Both Casey and former student Bert Harris, C’06, praise Haskell’s training and support, which allowed them to conduct, present, and publish research while still undergraduates. “The independence I learned with Dr. Haskell, in addition to all aspects of the scientific process, served me very well as a research associate in Ecuador and now as a Ph.D. student. My career achievements were all made possible by Dr. Haskell’s unparalleled teaching,” says Harris.
“The scale of David’s favorable impact on undergraduates is unsurpassed at Sewanee,” adds Dean of the College John Gatta. “Students and faculty members alike repeatedly cite his intellectual passion and ability to inspire. One sign of this high esteem is that the Society of Sewanee Scholars named him as the Teacher of the Year in 2007.”

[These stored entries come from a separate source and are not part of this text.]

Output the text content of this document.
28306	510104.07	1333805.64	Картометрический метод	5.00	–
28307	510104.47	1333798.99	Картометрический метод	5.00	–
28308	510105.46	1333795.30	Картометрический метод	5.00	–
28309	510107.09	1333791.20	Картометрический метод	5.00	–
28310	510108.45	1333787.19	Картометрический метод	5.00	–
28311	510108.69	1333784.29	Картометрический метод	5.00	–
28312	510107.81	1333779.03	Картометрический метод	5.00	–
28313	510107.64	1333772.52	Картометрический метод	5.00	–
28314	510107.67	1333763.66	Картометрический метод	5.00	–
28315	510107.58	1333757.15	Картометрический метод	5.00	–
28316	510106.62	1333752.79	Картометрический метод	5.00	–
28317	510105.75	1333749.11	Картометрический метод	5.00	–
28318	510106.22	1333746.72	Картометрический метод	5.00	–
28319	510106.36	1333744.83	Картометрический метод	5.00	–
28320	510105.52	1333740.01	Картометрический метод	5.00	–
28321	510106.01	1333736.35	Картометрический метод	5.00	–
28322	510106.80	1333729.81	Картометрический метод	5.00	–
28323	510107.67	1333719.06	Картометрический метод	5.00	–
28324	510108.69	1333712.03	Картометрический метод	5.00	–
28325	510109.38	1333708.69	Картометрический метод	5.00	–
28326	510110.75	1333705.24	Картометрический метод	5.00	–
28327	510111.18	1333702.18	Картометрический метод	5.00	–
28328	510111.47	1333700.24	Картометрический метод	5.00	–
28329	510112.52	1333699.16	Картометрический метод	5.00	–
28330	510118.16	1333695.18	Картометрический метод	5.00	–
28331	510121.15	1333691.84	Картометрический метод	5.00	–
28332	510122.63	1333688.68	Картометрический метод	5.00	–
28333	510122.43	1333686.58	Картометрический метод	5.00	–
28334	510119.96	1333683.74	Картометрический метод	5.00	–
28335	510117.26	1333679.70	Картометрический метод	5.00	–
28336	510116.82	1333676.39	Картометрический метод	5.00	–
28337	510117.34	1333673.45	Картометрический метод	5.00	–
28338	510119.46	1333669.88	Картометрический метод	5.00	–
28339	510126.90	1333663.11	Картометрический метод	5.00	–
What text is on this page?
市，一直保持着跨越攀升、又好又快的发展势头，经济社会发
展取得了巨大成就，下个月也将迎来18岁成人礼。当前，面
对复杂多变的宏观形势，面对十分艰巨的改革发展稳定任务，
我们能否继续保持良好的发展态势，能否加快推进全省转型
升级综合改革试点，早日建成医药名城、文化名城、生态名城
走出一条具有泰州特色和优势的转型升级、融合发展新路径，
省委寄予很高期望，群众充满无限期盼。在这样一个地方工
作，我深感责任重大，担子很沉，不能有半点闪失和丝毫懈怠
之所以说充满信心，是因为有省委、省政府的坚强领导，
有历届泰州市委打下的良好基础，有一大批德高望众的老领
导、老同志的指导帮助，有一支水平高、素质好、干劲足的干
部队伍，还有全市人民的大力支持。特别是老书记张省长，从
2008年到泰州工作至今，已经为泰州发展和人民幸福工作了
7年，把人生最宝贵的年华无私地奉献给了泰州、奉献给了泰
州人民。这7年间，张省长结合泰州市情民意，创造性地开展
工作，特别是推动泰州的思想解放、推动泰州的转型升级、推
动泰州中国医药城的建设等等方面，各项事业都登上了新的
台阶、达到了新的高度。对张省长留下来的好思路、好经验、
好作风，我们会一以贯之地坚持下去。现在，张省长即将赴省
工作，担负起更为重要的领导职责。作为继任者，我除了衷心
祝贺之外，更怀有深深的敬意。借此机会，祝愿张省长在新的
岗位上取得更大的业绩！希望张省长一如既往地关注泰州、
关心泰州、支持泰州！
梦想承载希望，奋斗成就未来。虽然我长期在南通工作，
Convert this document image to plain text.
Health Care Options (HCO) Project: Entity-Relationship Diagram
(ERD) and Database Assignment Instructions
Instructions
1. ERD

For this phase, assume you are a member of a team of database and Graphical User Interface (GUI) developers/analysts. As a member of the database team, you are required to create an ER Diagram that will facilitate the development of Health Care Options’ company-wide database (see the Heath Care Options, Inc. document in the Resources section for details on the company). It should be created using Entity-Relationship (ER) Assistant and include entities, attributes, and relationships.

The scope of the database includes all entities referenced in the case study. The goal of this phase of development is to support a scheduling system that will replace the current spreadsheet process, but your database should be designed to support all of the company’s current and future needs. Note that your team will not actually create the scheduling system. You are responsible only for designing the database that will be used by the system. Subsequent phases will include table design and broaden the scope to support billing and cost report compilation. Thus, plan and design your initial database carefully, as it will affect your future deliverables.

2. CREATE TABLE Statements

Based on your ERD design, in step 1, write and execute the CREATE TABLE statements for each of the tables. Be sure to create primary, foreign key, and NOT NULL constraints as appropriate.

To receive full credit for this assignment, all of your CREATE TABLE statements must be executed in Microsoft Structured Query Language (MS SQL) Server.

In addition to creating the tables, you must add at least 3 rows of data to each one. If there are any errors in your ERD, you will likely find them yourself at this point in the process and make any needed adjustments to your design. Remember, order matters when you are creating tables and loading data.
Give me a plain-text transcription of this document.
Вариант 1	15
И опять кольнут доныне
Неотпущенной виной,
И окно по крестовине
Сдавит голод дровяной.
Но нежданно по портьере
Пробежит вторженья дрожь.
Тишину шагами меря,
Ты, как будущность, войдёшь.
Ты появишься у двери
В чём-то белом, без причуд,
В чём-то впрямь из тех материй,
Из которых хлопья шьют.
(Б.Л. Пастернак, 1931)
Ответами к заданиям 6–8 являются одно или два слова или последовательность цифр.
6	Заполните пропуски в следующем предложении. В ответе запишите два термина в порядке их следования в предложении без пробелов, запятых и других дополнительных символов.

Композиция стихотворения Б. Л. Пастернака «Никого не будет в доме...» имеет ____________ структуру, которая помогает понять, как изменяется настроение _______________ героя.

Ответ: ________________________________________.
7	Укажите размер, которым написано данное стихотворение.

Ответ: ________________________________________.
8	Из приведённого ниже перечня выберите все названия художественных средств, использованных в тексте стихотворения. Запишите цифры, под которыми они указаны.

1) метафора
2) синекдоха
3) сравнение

Haskell earned his degree in zoology from the University of Oxford and his doctorate in ecology and evolutionary biology from Cornell University. His teaching at Sewanee is known for combining class material with action in the world, whether through hands-on exploration of biodiversity or work in the local food bank. Haskell’s own home and farm serve as an example of sustainability for students, and his Saturday morning bird walks attract a cross-section of faculty, students, and other community members.
“David Haskell embodies the ideal of a Sewanee professor,” said Vice Chancellor Joel Cunningham. “He is an outstanding scholar and innovative teacher with an abiding interest in the lives of his students. He also is an exemplary member of the Sewanee community whose contributions outside the classroom have enriched the lives of many here. His inclusion among the three other faculty awardees here at the University is richly deserved, and we are pleased he has been recognized for his work.”
Past winners of the award from Sewanee include Bran Potter, Snowden Professor of Geology, who received the award in 2002; Cassie Mansfield, associate professor of art history, recipient in 2003; and George Poe, professor of French, honored in 2006.
“I try to infect my students with an unabashed love for learning,” Haskell said in a personal statement for the award. “From this love, I hope will grow great scholars, engaged citizens, and lives that are a little more whole.”
More about the Professors of the Year Awards
The U.S. Professors of the Year program salutes the most outstanding undergraduate instructors in the country—those who excel as teachers and influence the lives and careers of their students. CASE and the Carnegie Foundation have been partners in offering the awards program since 1981. This year, there are 38 state winners. Haskell was selected from faculty members nominated by colleges and universities throughout the country.
More about the Carnegie Foundation for the Advancement of Teaching
The Carnegie Foundation for the Advancement of Teaching was founded in 1905 by Andrew Carnegie “to do all things necessary to encourage, uphold and dignify the profession of teaching.” The foundation is the only advanced-study center for teachers in the world and the third-oldest foundation in the nation. Its nonprofit research activities are conducted by a small group of distinguished scholars.
More about the Council for Advancement and Support of Education (CASE)
The Council for Advancement and Support of Education is the largest international association of education institutions, serving nearly 3,400 universities, colleges, schools, and related organizations in 59 countries. CASE is the leading resource for professional development, information, and standards in the fields of educational fundraising, communications, marketing and alumni relations.